By the time Valle Crucis was dissolved in January of 1537, monastic life was said to be in decline, but the abbey still remained one of the wealthiest in Wales, second only to Tintern.

Following the dissolution, Valle Crucis fell into rapid decay. However, the eastern range was converted into a house for some time, but it was unoccupied and roofless by the 18th Century.

In Victorian times, many of the buildings were re-roofed and called into service for farming. The abbey eventually passed into the hands of CADW who now look after it for the nation.

Today, the ruins of Valle Crucis nestle gracefully beneath the Berwyn mountains, providing a powerful impression of the secluded beauty sought out by Cistercian monks. The backdrop provides a dramatic and beautiful setting for the ruins, making this one of my favourite historic locations.

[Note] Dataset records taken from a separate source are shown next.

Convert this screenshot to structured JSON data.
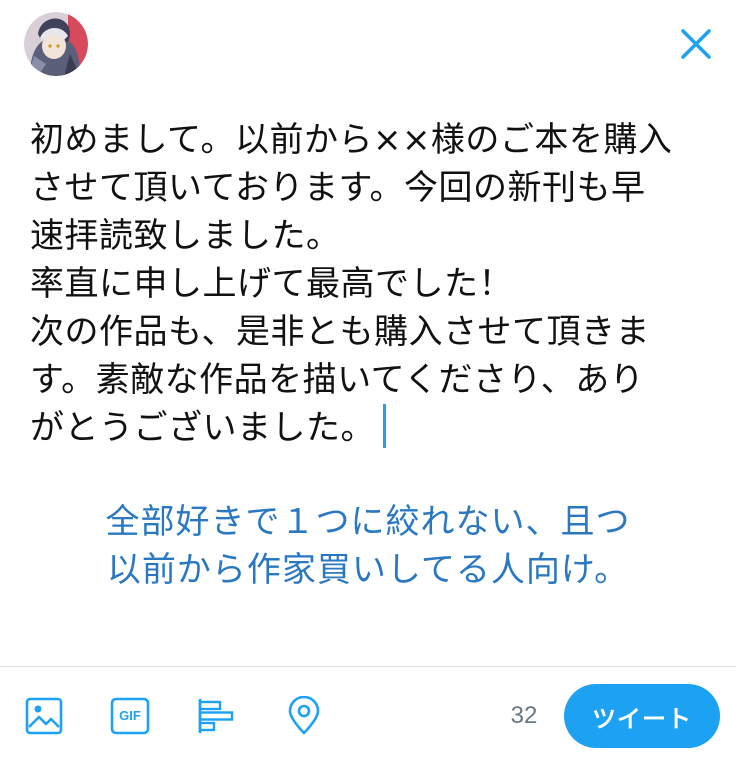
{
  "header": {
    "avatar_icon": "user-avatar",
    "close_icon": "close-icon"
  },
  "composer": {
    "lines": [
      "初めまして。以前から××様のご本を購入",
      "させて頂いております。今回の新刊も早",
      "速拝読致しました。",
      "率直に申し上げて最高でした！",
      "次の作品も、是非とも購入させて頂きま",
      "す。素敵な作品を描いてくださり、あり",
      "がとうございました。"
    ]
  },
  "annotation": {
    "lines": [
      "全部好きで１つに絞れない、且つ",
      "以前から作家買いしてる人向け。"
    ]
  },
  "toolbar": {
    "icons": [
      "image-icon",
      "gif-icon",
      "poll-icon",
      "location-icon"
    ],
    "gif_label": "GIF",
    "char_count": "32",
    "tweet_label": "ツイート"
  },
  "colors": {
    "accent": "#1da1f2",
    "icon": "#1da1f2",
    "annotation_text": "#2b78c2",
    "body_text": "#111111",
    "count_text": "#6b7882",
    "divider": "#d9dde0"
  }
}
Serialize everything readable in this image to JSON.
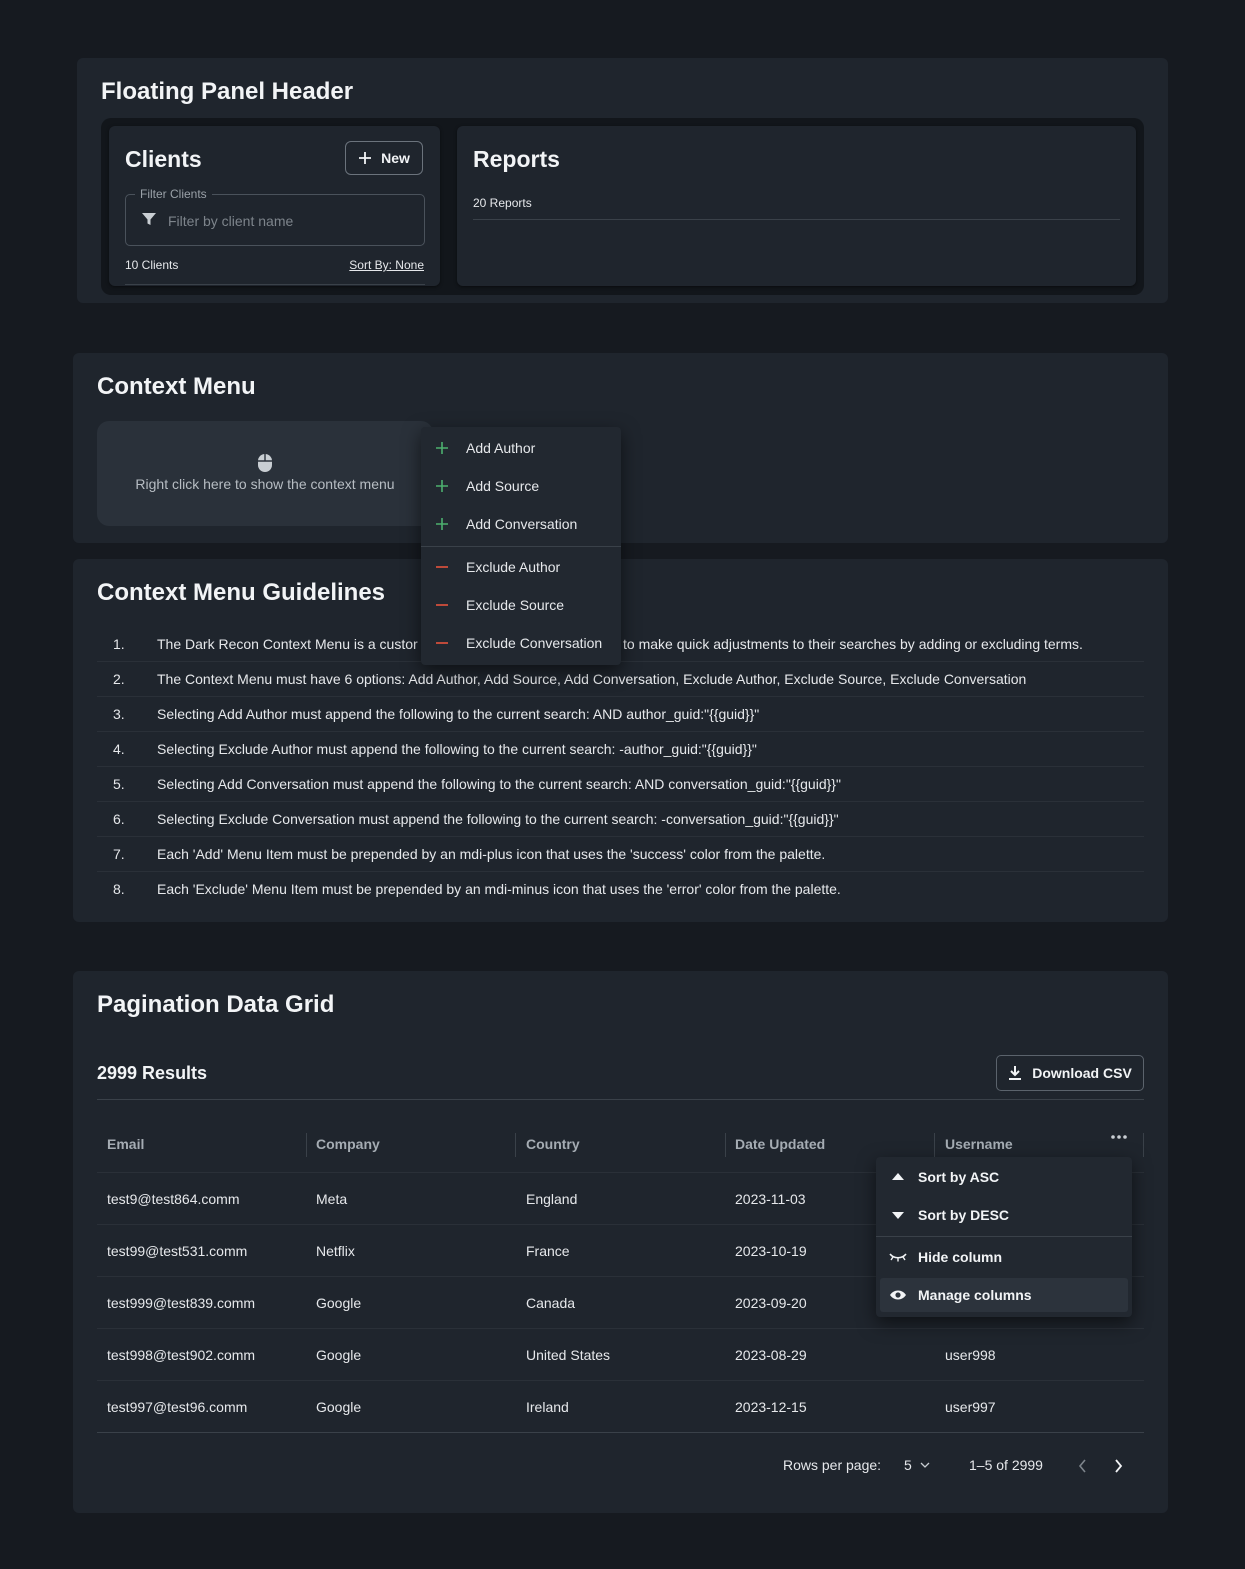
{
  "floating_panel": {
    "title": "Floating Panel Header",
    "clients": {
      "title": "Clients",
      "new_label": "New",
      "filter_label": "Filter Clients",
      "filter_placeholder": "Filter by client name",
      "count": "10 Clients",
      "sort": "Sort By: None"
    },
    "reports": {
      "title": "Reports",
      "count": "20 Reports"
    }
  },
  "context_menu": {
    "title": "Context Menu",
    "area_text": "Right click here to show the context menu",
    "items": [
      {
        "label": "Add Author",
        "icon": "plus-icon"
      },
      {
        "label": "Add Source",
        "icon": "plus-icon"
      },
      {
        "label": "Add Conversation",
        "icon": "plus-icon"
      },
      {
        "label": "Exclude Author",
        "icon": "minus-icon"
      },
      {
        "label": "Exclude Source",
        "icon": "minus-icon"
      },
      {
        "label": "Exclude Conversation",
        "icon": "minus-icon"
      }
    ],
    "success_color": "#4caf6e",
    "error_color": "#e5533d"
  },
  "guidelines": {
    "title": "Context Menu Guidelines",
    "items": [
      {
        "num": "1.",
        "text": "The Dark Recon Context Menu is a custor",
        "text_tail": "to make quick adjustments to their searches by adding or excluding terms."
      },
      {
        "num": "2.",
        "text": "The Context Menu must have 6 options: Add Author, Add Source, Add Conversation, Exclude Author, Exclude Source, Exclude Conversation"
      },
      {
        "num": "3.",
        "text": "Selecting Add Author must append the following to the current search: AND author_guid:\"{{guid}}\""
      },
      {
        "num": "4.",
        "text": "Selecting Exclude Author must append the following to the current search: -author_guid:\"{{guid}}\""
      },
      {
        "num": "5.",
        "text": "Selecting Add Conversation must append the following to the current search: AND conversation_guid:\"{{guid}}\""
      },
      {
        "num": "6.",
        "text": "Selecting Exclude Conversation must append the following to the current search: -conversation_guid:\"{{guid}}\""
      },
      {
        "num": "7.",
        "text": "Each 'Add' Menu Item must be prepended by an mdi-plus icon that uses the 'success' color from the palette."
      },
      {
        "num": "8.",
        "text": "Each 'Exclude' Menu Item must be prepended by an mdi-minus icon that uses the 'error' color from the palette."
      }
    ]
  },
  "data_grid": {
    "title": "Pagination Data Grid",
    "results": "2999 Results",
    "download_label": "Download CSV",
    "columns": [
      "Email",
      "Company",
      "Country",
      "Date Updated",
      "Username"
    ],
    "rows": [
      [
        "test9@test864.comm",
        "Meta",
        "England",
        "2023-11-03",
        ""
      ],
      [
        "test99@test531.comm",
        "Netflix",
        "France",
        "2023-10-19",
        ""
      ],
      [
        "test999@test839.comm",
        "Google",
        "Canada",
        "2023-09-20",
        ""
      ],
      [
        "test998@test902.comm",
        "Google",
        "United States",
        "2023-08-29",
        "user998"
      ],
      [
        "test997@test96.comm",
        "Google",
        "Ireland",
        "2023-12-15",
        "user997"
      ]
    ],
    "column_menu": [
      {
        "label": "Sort by ASC",
        "icon": "sort-asc-icon"
      },
      {
        "label": "Sort by DESC",
        "icon": "sort-desc-icon"
      },
      {
        "label": "Hide column",
        "icon": "eye-closed-icon"
      },
      {
        "label": "Manage columns",
        "icon": "eye-icon"
      }
    ],
    "pagination": {
      "rows_per_page_label": "Rows per page:",
      "rows_per_page": "5",
      "range": "1–5 of 2999"
    }
  }
}
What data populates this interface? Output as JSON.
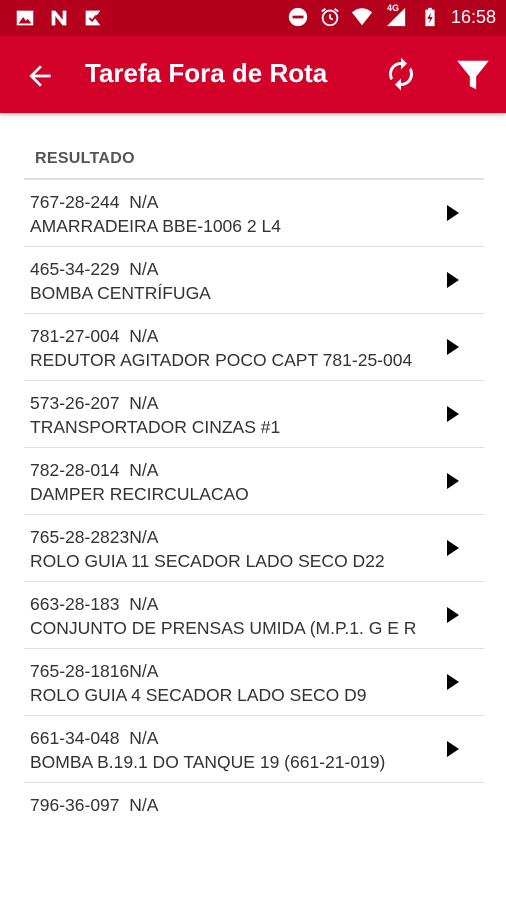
{
  "status_bar": {
    "time": "16:58",
    "network": "4G"
  },
  "header": {
    "title": "Tarefa Fora de Rota"
  },
  "section_title": "RESULTADO",
  "items": [
    {
      "code": "767-28-244  N/A",
      "description": "AMARRADEIRA BBE-1006 2 L4"
    },
    {
      "code": "465-34-229  N/A",
      "description": "BOMBA CENTRÍFUGA"
    },
    {
      "code": "781-27-004  N/A",
      "description": "REDUTOR AGITADOR POCO CAPT 781-25-004"
    },
    {
      "code": "573-26-207  N/A",
      "description": "TRANSPORTADOR CINZAS #1"
    },
    {
      "code": "782-28-014  N/A",
      "description": "DAMPER RECIRCULACAO"
    },
    {
      "code": "765-28-2823N/A",
      "description": "ROLO GUIA 11 SECADOR LADO SECO D22"
    },
    {
      "code": "663-28-183  N/A",
      "description": "CONJUNTO DE PRENSAS UMIDA (M.P.1. G E R"
    },
    {
      "code": "765-28-1816N/A",
      "description": "ROLO GUIA 4 SECADOR LADO SECO D9"
    },
    {
      "code": "661-34-048  N/A",
      "description": "BOMBA B.19.1 DO TANQUE 19 (661-21-019)"
    },
    {
      "code": "796-36-097  N/A",
      "description": ""
    }
  ]
}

The ruins are reasonably well preserved. The west front survives, along with the original carved doorway. The eastern end of the church is also in good condition, where it overlooks the abbey's fish-pond. The chapter house survives complete, and sympathetic re-roofing of the southern range allows the visitor to appreciate some of the monastic interior.

The proximity of Llangollen, with its canal, steam railway and the castle of Dinas Bran, makes Valle Crucis an essential destination for anyone near this area with a day to spare.